Which is noteworthy, because the government doesn't like to use the word “PRISM” in public.
PRISM, still only somewhat understood, was revealed by whistleblower-on-the-run Edward Snowden as the secret tool the NSA uses to track Internet communications. It's no secret that government officials, including President Obama, the FBI, the NSA, and members of Congress, have defended PRISM as both legal and useful for finding terrorists before they strike. But those groups have resolutely refused to call the program by that name.
Instead, they’re referring to it as "the 702 tool," a nod to the section of the Foreign Intelligence Surveillance Act (FISA) that makes it legal. That's left a few questions dangling: Is PRISM just one of many secret programs? Is the government actually talking about PRISM at all when it talks about section 702?
In an open House Intelligence Committee hearing Tuesday (they're almost always closed), NSA director General Keith Alexander said of his agencies' programs, and in conjunction with the FBI, that:
[I]n recent years, these programs, together with other intelligence, have protected the U.S. and our allies from terrorist threats across the globe...to include helping prevent the terrorist events over 50 times since 9/11
But that's not the same as saying PRISM specifically led to saving the U.S. from attacks.
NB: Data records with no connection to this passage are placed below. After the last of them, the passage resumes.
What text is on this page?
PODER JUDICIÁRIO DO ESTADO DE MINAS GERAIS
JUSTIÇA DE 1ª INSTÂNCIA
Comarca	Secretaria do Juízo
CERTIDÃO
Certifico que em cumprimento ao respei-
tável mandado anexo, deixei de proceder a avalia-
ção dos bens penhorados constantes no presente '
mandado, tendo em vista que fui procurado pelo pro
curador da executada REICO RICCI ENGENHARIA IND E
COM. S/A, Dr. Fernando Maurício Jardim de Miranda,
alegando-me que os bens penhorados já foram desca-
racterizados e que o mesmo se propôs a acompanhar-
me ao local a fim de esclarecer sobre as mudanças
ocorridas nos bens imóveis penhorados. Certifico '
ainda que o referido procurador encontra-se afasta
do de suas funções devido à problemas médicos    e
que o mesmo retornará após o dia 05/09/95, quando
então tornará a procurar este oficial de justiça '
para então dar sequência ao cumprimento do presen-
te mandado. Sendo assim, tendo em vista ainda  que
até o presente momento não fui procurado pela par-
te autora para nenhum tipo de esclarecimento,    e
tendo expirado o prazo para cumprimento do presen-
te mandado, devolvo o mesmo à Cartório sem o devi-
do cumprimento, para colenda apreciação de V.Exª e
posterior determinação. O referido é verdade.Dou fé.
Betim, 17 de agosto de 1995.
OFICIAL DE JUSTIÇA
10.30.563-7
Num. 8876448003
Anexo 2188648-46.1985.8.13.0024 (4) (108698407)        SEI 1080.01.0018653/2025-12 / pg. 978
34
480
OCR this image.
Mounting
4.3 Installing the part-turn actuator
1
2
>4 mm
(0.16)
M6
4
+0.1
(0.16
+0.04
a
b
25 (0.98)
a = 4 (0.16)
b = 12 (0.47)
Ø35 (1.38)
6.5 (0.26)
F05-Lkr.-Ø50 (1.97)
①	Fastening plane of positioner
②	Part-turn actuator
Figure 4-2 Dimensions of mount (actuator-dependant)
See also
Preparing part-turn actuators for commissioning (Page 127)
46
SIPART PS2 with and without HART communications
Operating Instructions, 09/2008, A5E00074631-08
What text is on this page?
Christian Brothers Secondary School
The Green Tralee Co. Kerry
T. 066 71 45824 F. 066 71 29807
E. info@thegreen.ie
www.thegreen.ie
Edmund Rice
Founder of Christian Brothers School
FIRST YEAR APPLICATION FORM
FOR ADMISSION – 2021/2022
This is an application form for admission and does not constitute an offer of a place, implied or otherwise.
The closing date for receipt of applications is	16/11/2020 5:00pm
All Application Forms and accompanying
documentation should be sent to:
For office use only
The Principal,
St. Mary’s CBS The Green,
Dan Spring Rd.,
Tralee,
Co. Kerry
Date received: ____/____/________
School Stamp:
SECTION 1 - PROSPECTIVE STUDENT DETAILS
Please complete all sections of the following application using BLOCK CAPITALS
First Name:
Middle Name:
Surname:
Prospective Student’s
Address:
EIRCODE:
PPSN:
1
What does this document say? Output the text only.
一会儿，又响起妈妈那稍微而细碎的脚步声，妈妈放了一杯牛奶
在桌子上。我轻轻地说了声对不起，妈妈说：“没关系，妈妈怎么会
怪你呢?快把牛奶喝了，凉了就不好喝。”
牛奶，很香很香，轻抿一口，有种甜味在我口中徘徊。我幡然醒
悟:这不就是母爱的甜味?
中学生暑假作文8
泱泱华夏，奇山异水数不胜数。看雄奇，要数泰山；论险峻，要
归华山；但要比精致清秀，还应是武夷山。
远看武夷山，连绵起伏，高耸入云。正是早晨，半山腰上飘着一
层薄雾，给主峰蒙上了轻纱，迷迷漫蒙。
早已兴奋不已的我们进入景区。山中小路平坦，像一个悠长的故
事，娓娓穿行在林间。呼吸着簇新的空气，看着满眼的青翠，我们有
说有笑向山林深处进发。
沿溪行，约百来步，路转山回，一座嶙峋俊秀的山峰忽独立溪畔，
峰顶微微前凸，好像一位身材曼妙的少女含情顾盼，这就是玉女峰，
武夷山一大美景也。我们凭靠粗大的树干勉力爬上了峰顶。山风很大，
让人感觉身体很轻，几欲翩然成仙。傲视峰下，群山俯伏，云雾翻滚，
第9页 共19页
Alexander said that his agency might raise that number past 50 as it reevaluates some cases, but only ten of those thwarted attacks were on U.S. soil. And more importantly, considering the widespread public outrage against PRISM, that doesn't necessarily mean the NSA needed that program to do its job.
It was only after the hearing had dragged on for more than an hour that Rep. Mike Thompson (D-Calif.) said the P-word and got a straight answer from an intelligence official. Asking about remarks President Obama had made in an interview the night before about Najibullah Zazi, who in 2009 attempted to bomb the New York City subway system, Thompson said:
"The president suggested in his television interview that the New York subway bomber would not have been caught without PRISM."
In response, Sean Joyce, Deputy Director of the FBI, finally used "702" interchangably with PRISM.
"Yes, that is accurate," Joyce answered. "Without the 702 tool, we would not have identified Najibullah Zazi."
That doesn't mean, of course, that PRISM is the only program that the NSA and FBI have developed under section 702. But at least we finally know it's one of them.